Hourly Travel Compensation
JM in ATL
305 Posts
According to the FLSA we need to compensate an employee who spends his time traveling "within normal business hours". I have an hourly employee who will be traveling for work on a Sunday. This is outside of his normal business hours.
Can anyone point to a specific document which states that we are required to pay him? I believe we are b/c he is traveling on his day off for business purposes, but I want to support this with documentation.
Thanks!
Can anyone point to a specific document which states that we are required to pay him? I believe we are b/c he is traveling on his day off for business purposes, but I want to support this with documentation.
Thanks!
Comments
Travel Away from Home
Travel that keeps an employee away from home overnight is travel away from home. Travel away from home is clearly work time when it cuts across the employee’s workday. The employee is simply substituting travel for other duties.
This rule applies not only to hours worked on regular working days during normal working hours; it also applies during the corresponding hours on nonworking days. Thus if an employee regularly works from 9 a.m. to 5 p.m. from Monday through Friday, the travel time during these hours is work time on Saturday and Sunday as well as on the other days. Regular meal period time is not counted.

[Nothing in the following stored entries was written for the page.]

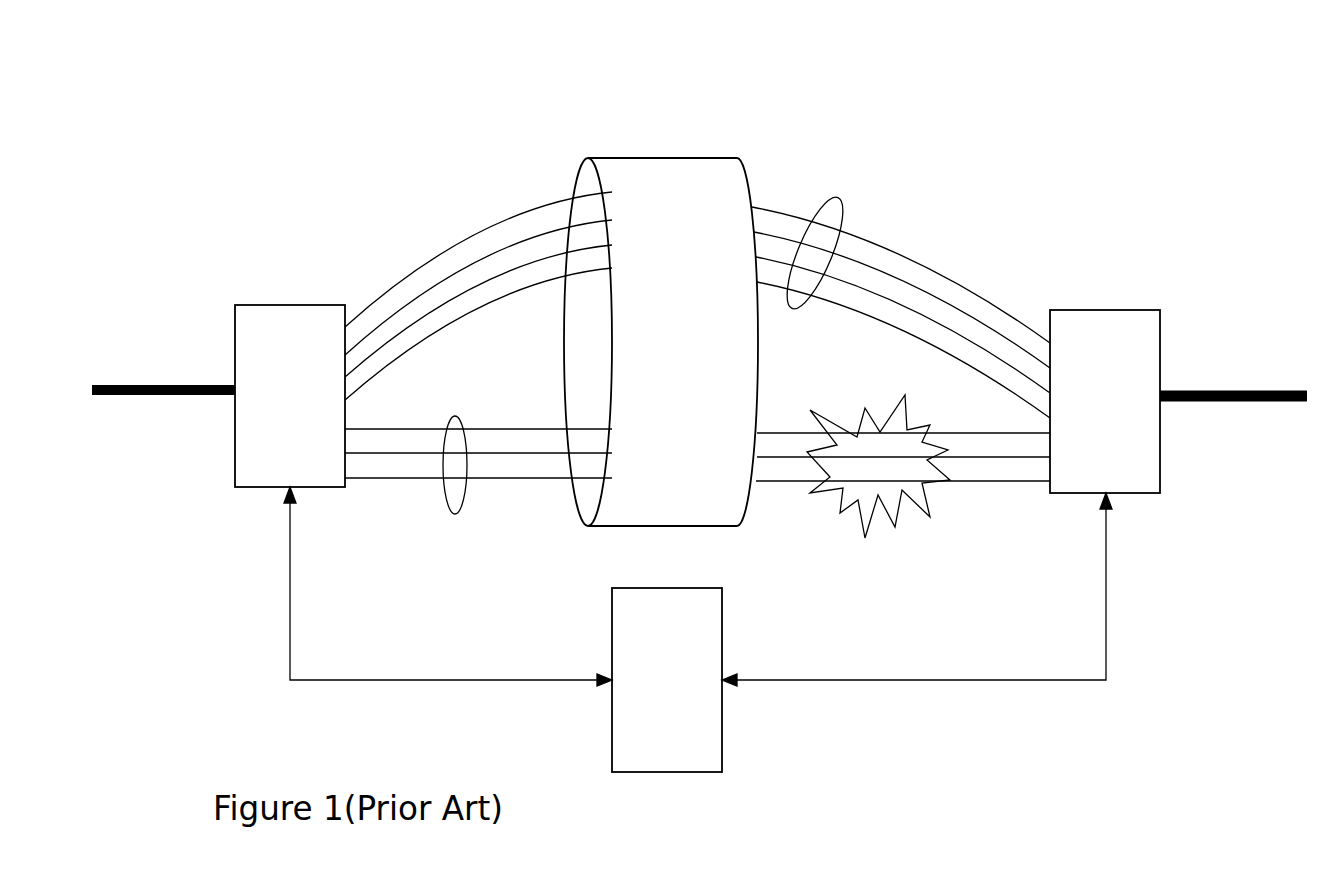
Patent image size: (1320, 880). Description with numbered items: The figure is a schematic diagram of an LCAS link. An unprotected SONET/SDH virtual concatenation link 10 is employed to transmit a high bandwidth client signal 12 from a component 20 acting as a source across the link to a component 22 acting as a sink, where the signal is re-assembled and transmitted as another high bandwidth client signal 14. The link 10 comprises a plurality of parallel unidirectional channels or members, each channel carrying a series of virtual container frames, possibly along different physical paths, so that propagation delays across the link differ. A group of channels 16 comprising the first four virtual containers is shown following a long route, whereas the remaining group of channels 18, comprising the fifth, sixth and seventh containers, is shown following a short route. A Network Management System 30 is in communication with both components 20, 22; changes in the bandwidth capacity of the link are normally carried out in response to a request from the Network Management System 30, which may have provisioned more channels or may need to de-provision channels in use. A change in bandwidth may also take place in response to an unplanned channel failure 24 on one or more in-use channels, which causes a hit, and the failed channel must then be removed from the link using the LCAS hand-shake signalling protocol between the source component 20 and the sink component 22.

The virtual concatenation link 10 is at (540, 173).
The high bandwidth client signal 12 is at (163, 372).
The high bandwidth client signal 14 is at (1233, 377).
The group of channels 16 is at (843, 210).
The lower group of virtually concatenated paths (fibers) 18 is at (460, 423).
The component acting as a source 20 is at (290, 381).
The component acting as a sink 22 is at (1105, 387).
The channel failure 24 is at (857, 528).
The Network Management System 30 is at (698, 629).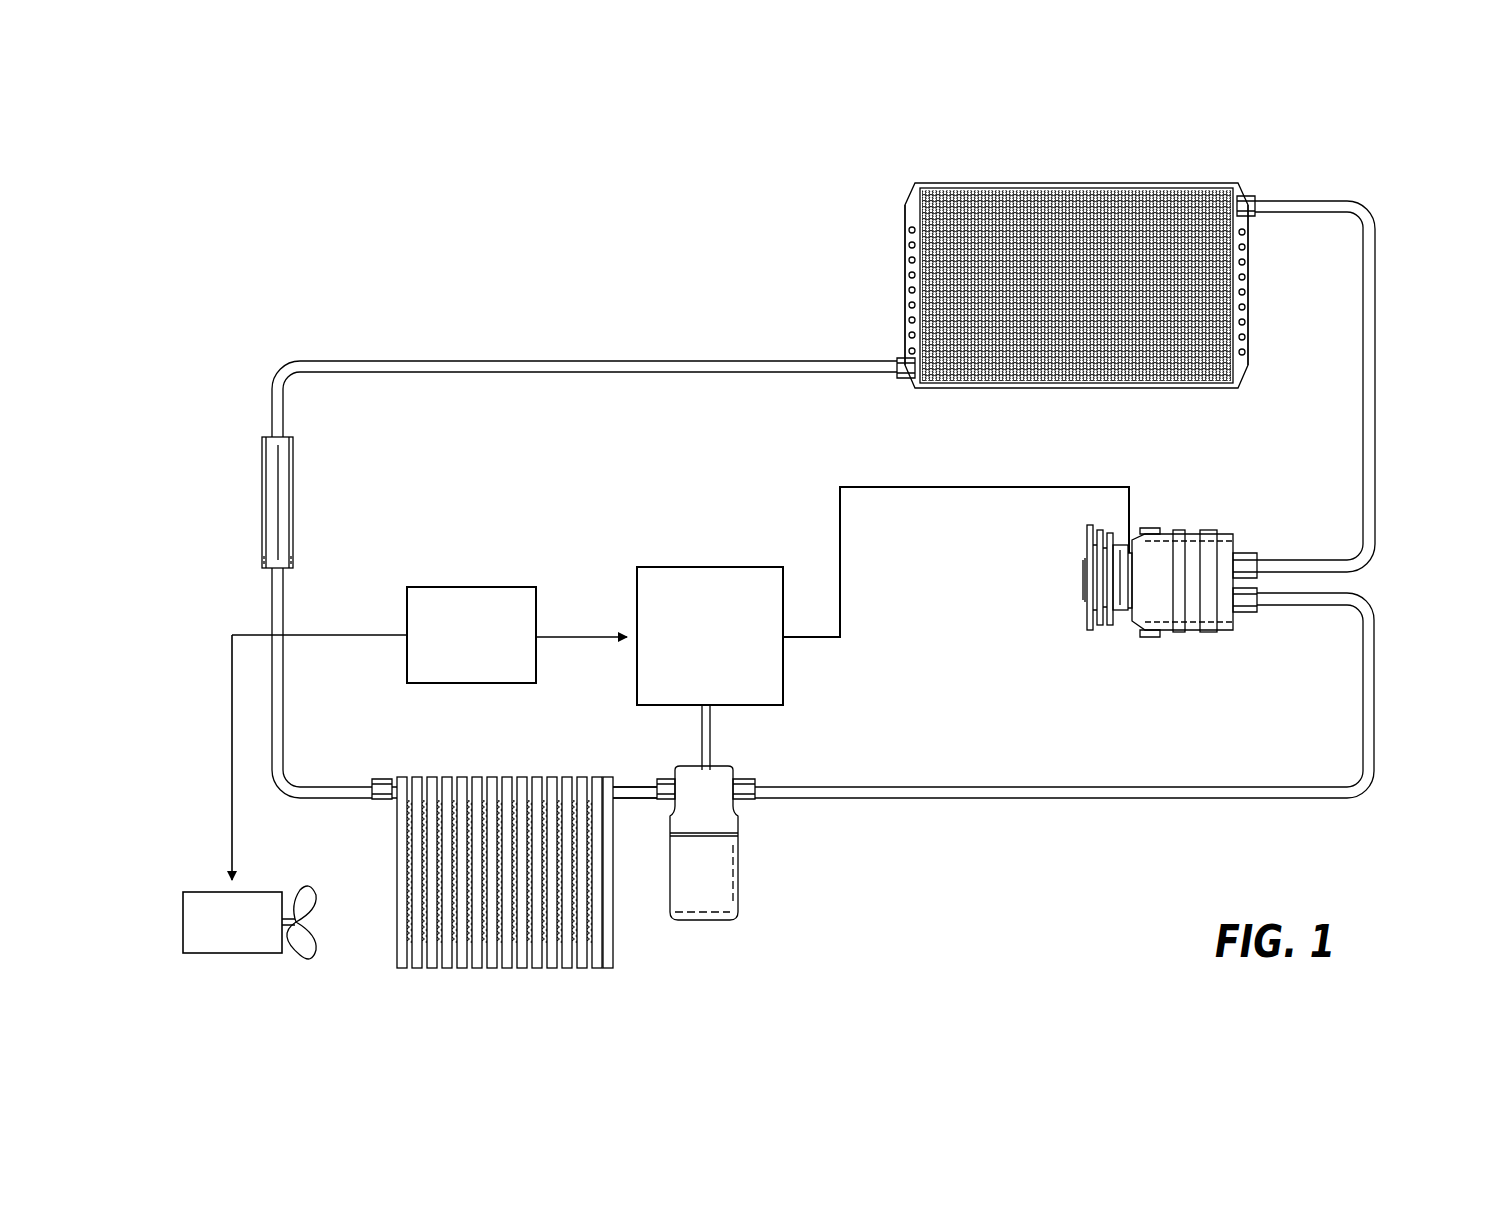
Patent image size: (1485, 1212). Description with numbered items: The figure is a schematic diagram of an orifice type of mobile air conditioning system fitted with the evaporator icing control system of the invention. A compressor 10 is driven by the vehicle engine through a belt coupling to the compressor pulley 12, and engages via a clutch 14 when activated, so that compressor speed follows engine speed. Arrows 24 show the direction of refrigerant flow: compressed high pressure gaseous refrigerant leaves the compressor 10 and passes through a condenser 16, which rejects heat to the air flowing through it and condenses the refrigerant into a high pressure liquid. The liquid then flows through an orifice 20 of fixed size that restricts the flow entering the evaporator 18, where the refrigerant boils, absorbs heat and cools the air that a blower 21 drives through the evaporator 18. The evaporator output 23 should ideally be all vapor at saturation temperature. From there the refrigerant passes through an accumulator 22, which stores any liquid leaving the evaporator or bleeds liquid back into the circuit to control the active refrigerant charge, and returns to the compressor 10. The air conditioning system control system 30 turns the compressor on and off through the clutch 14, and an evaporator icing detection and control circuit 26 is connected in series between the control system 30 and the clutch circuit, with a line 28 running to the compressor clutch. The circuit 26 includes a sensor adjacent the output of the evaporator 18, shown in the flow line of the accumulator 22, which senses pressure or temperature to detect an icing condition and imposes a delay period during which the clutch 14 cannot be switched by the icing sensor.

So, you pay him for the time he travels during his regular work hours on Sunday. Now if he is a passenger in a train, plane, etc. I believe that changes things.
[url]http://www.dol.gov/esa/regs/compliance/whd/whdfs22.htm[/url]
Scroll down to travel outside the community. It clearly says travel time that occurs even on non-work days but during normal working hours is compensable.
This is one situation where I believe the law sets the minimum, and it is good business practice to go beyond that.